Productive’s question is: across our actual product mix, what percentage of our work can you do? Right now, getting to 25-40% would be meaningful. Hitting 100% – the human baseline — is a long way off.

Baker is also running humanoids from Avatar (wheel-based, two arms, doing teleoperated pick-and-place with a roadmap to autonomy) and cobots from Blue Sky Robotics. He's bullish on wheels over legs for warehouse work: "I can't think of really any workflows in our warehouse that would require legs."

The capital is arriving fast

Whatever you think of the timelines, the capital flow is real.

Ola Simino, who leads physical AI for AWS’s Generative AI Innovation Center, cited investment numbers that have moved sharply in the past 18 months. Roughly $7 billion went into robotics and physical AI startups in 2024. In 2025, that number was $40.7 billion: about 9% of all global venture capital deployment.

That’s an important signal that robotics is suddenly at the center of global innovation.

Simino frames the demand side around labor shortages that are already a problem: there are a projected 1.9 million unfilled manufacturing jobs in the U.S. by 2033, she said, along with half a million current openings in construction (where 40% of the existing workforce is expected to retire within a decade). She also cited a World Health Organization estimate of an 11 million healthcare worker shortfall by 2030.

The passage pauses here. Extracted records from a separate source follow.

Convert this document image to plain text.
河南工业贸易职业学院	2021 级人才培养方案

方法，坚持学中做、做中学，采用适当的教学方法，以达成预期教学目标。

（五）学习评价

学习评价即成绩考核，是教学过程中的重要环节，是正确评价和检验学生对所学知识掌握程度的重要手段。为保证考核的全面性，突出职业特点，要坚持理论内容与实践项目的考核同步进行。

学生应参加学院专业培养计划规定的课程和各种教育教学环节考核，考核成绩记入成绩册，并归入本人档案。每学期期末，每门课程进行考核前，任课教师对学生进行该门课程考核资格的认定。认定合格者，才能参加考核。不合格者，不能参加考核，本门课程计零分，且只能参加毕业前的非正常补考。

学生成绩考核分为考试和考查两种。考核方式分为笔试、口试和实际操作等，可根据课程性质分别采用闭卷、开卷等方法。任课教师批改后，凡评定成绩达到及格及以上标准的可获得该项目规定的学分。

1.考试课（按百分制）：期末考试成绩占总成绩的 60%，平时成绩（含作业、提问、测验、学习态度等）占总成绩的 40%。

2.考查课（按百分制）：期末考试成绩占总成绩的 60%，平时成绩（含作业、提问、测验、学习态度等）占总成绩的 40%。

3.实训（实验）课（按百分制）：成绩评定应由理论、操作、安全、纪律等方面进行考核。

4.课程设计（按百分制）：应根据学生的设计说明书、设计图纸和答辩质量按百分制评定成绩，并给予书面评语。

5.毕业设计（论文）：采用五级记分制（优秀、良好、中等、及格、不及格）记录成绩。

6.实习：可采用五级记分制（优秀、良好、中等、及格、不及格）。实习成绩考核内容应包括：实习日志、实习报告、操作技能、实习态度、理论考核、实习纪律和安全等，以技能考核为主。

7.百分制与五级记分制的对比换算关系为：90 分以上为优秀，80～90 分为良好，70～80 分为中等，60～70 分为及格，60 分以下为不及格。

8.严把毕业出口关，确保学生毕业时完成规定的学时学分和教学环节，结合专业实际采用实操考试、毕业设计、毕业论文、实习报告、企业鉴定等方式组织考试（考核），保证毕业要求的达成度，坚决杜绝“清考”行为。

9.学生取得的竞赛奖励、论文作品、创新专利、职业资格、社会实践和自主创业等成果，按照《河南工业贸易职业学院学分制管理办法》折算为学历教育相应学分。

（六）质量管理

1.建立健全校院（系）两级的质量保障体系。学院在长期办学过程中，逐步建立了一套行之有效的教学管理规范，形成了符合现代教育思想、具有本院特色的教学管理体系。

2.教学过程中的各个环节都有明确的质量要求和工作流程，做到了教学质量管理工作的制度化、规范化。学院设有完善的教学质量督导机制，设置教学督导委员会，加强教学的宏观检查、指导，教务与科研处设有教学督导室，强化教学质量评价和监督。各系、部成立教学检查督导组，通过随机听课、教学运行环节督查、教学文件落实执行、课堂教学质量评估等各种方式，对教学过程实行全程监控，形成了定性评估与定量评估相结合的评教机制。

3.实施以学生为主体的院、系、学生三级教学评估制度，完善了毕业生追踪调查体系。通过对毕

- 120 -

Inside Amazon’s own fulfillment network, now over a million deployed robots as of September, the company reports 25% efficiency gains and a 40% reduction in workforce injuries.

Whether Tutor’s bet pays off depends to some degree on whether DF1 actually produces what Gruenstein hopes: a foundation model general enough to drop a Sonny into a customer site and have it perform at industrial standard with minimal task-specific tuning.

That’s a high bar. Nobody has cleared it, and Tutor won’t get there immediately.

But standing in the middle of a hundred robots that are all visibly, publicly, unembarrassedly trying and failing and failing and failing … I get the sense Tutor is at least asking the right question.

And the good news is that you don’t have to solve 100% of the problems to get to useful work: the 25-40% SKU coverage that Baker mentioned. Anything over that, you’re into the gravy.